The US Department of State issued an environmental impact assessment on the Keystone XL pipeline last week. The assessment includes a comprehensive review of the revised route including an environmental impacts analysis. The White House does not have a deadline to approve or deny the permit and is waiting for Secretary of State John Kerry to provide an official recommendation. The New York Times published a summary of the new report Friday.

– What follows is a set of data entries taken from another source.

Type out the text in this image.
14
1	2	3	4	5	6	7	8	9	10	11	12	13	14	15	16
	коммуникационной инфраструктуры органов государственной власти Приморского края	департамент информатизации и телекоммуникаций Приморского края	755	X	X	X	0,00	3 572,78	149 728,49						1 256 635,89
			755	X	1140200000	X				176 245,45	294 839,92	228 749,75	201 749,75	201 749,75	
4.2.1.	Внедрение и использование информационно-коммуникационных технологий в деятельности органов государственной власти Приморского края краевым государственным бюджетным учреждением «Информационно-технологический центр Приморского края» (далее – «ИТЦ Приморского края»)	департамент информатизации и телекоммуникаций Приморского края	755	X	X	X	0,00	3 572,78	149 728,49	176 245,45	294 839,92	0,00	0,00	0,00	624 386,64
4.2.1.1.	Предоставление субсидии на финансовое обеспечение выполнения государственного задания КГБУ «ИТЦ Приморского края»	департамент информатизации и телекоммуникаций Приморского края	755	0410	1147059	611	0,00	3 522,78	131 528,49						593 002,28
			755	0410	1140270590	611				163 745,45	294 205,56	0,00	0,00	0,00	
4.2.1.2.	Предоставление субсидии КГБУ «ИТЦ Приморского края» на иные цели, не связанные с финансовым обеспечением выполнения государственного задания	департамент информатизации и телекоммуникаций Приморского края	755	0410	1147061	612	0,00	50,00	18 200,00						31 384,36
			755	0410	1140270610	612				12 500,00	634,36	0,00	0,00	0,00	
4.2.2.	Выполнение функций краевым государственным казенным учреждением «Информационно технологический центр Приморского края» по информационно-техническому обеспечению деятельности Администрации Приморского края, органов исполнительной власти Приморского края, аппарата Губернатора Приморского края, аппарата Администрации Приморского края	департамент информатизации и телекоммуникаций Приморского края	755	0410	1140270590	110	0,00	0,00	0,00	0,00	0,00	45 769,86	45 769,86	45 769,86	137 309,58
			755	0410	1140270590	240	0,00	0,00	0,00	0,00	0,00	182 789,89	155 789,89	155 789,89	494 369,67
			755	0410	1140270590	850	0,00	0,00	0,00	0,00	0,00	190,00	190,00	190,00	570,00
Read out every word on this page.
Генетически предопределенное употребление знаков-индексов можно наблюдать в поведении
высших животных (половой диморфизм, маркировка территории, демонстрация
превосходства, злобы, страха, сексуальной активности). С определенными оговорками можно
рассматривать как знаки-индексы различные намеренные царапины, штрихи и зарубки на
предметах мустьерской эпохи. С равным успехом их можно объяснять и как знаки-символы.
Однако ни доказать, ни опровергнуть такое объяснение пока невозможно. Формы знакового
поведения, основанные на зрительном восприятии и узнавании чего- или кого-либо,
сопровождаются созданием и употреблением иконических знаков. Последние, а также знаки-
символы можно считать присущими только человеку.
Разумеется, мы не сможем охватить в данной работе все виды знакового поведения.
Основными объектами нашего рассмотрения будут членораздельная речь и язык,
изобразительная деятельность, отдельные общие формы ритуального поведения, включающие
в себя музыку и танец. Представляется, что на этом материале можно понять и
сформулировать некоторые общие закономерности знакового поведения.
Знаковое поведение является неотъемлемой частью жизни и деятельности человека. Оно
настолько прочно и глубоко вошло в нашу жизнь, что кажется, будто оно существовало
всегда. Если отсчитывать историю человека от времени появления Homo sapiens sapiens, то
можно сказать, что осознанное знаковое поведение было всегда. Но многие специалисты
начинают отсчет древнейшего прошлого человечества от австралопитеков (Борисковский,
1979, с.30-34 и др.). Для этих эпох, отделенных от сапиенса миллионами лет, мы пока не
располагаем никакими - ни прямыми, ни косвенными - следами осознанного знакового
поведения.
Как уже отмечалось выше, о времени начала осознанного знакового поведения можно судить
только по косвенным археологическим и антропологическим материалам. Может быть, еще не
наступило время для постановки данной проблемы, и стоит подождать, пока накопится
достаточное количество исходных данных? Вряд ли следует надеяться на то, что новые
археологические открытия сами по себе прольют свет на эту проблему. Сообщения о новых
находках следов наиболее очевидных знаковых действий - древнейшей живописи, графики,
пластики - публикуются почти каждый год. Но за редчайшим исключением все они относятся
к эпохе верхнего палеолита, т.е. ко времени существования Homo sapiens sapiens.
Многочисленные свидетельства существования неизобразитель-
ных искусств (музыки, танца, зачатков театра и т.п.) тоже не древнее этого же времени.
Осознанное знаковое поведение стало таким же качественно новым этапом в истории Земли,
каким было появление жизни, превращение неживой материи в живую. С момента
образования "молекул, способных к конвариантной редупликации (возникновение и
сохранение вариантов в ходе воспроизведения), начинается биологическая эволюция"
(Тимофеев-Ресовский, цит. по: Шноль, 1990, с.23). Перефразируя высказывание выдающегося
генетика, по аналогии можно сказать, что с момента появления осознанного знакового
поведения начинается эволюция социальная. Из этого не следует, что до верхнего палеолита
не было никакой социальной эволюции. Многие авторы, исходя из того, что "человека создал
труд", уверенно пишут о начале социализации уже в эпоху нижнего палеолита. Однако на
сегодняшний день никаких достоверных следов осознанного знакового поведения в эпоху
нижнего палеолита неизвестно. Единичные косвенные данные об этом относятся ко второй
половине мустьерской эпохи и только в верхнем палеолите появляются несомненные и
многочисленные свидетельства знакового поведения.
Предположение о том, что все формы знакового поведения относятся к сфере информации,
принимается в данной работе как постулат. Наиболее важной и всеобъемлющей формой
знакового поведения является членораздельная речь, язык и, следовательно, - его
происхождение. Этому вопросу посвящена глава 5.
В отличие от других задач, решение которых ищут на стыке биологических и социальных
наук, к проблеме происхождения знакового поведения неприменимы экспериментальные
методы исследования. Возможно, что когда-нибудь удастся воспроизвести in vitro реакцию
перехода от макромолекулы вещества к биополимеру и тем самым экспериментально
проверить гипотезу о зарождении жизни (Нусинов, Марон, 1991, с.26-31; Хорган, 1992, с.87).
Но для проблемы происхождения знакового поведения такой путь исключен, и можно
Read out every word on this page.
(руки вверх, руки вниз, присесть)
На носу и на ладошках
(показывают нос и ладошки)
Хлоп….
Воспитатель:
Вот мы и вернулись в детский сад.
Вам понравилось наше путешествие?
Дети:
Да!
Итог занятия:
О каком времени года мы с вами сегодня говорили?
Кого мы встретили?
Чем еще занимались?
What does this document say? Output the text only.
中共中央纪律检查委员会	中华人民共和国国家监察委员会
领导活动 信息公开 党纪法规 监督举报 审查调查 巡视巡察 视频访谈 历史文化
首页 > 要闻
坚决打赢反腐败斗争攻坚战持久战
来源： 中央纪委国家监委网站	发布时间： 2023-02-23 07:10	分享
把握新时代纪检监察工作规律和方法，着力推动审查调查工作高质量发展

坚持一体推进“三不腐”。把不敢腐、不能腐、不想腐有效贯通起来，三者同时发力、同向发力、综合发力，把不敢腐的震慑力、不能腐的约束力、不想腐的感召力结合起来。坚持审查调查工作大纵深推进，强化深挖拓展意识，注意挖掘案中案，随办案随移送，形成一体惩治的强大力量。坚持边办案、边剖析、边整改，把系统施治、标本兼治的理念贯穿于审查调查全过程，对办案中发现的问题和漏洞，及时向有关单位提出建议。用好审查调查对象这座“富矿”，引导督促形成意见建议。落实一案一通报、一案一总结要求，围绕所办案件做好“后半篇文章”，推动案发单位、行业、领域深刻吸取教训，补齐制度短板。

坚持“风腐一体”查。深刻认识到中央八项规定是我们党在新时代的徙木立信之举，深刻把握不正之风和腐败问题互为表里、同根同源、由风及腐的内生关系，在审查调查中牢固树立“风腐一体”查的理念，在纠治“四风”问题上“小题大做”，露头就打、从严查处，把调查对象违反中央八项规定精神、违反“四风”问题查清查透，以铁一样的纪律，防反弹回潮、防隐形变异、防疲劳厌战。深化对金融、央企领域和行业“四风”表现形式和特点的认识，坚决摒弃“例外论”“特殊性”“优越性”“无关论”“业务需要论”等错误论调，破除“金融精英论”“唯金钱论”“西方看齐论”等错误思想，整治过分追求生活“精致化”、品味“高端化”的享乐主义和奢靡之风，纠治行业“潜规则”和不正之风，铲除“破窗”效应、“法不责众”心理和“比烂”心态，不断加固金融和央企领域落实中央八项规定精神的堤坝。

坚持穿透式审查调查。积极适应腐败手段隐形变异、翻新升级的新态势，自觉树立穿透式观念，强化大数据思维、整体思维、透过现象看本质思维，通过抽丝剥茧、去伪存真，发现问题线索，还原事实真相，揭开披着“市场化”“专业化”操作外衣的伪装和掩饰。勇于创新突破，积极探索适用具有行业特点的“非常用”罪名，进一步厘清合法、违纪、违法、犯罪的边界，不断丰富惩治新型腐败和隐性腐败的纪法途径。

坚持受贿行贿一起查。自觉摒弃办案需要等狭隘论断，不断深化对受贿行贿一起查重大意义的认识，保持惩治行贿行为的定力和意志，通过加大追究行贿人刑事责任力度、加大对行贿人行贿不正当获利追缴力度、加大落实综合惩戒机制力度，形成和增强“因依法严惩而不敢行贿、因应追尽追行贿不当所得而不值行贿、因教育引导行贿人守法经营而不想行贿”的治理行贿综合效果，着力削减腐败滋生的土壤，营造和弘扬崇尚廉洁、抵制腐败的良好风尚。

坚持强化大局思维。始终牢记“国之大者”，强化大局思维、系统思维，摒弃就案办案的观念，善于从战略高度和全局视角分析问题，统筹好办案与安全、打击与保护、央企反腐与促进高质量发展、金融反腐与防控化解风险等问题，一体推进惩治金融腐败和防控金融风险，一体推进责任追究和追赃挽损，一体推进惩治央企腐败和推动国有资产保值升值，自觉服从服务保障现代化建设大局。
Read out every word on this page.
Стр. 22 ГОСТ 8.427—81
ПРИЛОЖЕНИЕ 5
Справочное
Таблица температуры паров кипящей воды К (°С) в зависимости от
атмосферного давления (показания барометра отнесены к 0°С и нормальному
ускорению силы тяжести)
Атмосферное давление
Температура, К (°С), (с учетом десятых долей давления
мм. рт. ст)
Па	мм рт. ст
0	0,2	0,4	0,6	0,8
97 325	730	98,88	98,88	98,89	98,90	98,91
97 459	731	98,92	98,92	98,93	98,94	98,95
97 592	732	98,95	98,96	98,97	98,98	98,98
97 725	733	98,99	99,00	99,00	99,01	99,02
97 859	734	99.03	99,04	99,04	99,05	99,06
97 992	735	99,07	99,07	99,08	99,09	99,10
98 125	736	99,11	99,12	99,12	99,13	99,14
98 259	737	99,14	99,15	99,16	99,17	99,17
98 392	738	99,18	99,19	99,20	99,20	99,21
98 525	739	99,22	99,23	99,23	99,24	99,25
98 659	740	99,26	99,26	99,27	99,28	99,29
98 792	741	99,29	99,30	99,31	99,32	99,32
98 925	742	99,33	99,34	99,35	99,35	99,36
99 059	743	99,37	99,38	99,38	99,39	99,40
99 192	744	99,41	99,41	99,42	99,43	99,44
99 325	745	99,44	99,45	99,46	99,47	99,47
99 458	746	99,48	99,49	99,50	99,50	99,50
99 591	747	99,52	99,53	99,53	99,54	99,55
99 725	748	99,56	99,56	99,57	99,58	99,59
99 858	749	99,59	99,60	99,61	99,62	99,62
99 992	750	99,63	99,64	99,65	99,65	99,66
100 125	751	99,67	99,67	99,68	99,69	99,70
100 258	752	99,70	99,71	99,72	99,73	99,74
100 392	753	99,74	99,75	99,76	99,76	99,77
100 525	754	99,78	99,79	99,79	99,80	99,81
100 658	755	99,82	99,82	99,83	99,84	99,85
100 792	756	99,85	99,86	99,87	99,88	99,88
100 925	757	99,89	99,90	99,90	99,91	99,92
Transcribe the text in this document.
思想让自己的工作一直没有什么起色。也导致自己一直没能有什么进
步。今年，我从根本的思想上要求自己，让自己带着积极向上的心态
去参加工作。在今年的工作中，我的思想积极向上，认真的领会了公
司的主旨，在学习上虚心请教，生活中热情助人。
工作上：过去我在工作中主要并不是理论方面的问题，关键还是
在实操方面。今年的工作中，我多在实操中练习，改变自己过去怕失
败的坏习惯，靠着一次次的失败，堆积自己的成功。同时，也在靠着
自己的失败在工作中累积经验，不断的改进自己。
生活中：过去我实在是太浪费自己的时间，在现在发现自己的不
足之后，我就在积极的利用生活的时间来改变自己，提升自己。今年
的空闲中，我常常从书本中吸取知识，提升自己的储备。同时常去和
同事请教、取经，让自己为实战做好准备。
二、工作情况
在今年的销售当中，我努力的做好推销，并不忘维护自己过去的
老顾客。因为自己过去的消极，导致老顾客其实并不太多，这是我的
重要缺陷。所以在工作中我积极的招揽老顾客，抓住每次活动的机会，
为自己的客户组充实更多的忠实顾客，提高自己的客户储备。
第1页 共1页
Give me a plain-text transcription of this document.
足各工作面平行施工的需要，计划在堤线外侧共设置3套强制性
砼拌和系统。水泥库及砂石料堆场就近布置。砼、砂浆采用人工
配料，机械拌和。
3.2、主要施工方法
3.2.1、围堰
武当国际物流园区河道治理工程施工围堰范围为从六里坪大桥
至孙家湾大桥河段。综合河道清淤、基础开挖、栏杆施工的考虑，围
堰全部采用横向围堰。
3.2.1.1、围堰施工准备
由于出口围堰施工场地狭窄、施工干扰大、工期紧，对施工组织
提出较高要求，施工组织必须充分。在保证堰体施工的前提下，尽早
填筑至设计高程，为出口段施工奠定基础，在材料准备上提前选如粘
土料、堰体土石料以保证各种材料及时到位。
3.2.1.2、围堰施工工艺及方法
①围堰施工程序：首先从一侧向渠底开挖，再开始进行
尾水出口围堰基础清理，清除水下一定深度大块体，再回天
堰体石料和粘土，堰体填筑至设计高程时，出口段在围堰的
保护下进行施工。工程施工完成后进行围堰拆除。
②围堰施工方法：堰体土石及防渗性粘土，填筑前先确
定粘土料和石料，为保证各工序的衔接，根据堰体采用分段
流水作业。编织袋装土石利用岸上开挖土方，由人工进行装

The initial pipeline route ran from Montana to the Gulf of Mexico. The revised route was shortened after the 2008 proposal to avoid sensitive areas like the Sand Hills region of Nebraska. The new proposed route starts in Morgan, Montana and ends in Steele, Nebraska. The southern section, from Oklahoma to the Gulf of Mexico was considered by Keystone to be a separate project (not requiring Presidential approval) and withdrew it from the permit application a few years ago. The southern leg of the Keystone XL pipeline recently completed construction and early this year began delivering crude oil to the gulf.
The latest report contains the most recent information on the Keystone XL pipeline project including specific responses to a number of concerns raised by the public.
• Expanded analysis of potential oil releases
• Expanded climate change analysis
• Updated oil market analysis incorporating new economic modeling
• Expanded analysis of rail transport as part of the No Action Alternative scenarios
The environmental impact statement estimates the project will contribute to global greenhouse gases and produce both short and long term negative impacts or risks for water resources, wildlife, groundwater, wetlands, threatened and endangered species, and vegetation. However, the report deems all of the potential environmental impacts as negligible, temporary, or limited cumulatively given the fact that the project proposal includes mitigation measures to be implemented by Keystone.
Environmentalists argue that further contributions to greenhouse gas emissions are intolerable given the critical levels already reached, as this NASA gif illustrates. But existing market demand is fueling the pipeline project. Furthermore, the report indicates that whether or not the XL pipeline is approved, Canadian crude oil will be extracted and transported across the United States to Gulf Coast refineries. The report details potential alternatives, which include other routes for the pipeline as well as rail transport options.
What do you think: Will the environment be better off if the crude is transported by rail or by pipeline?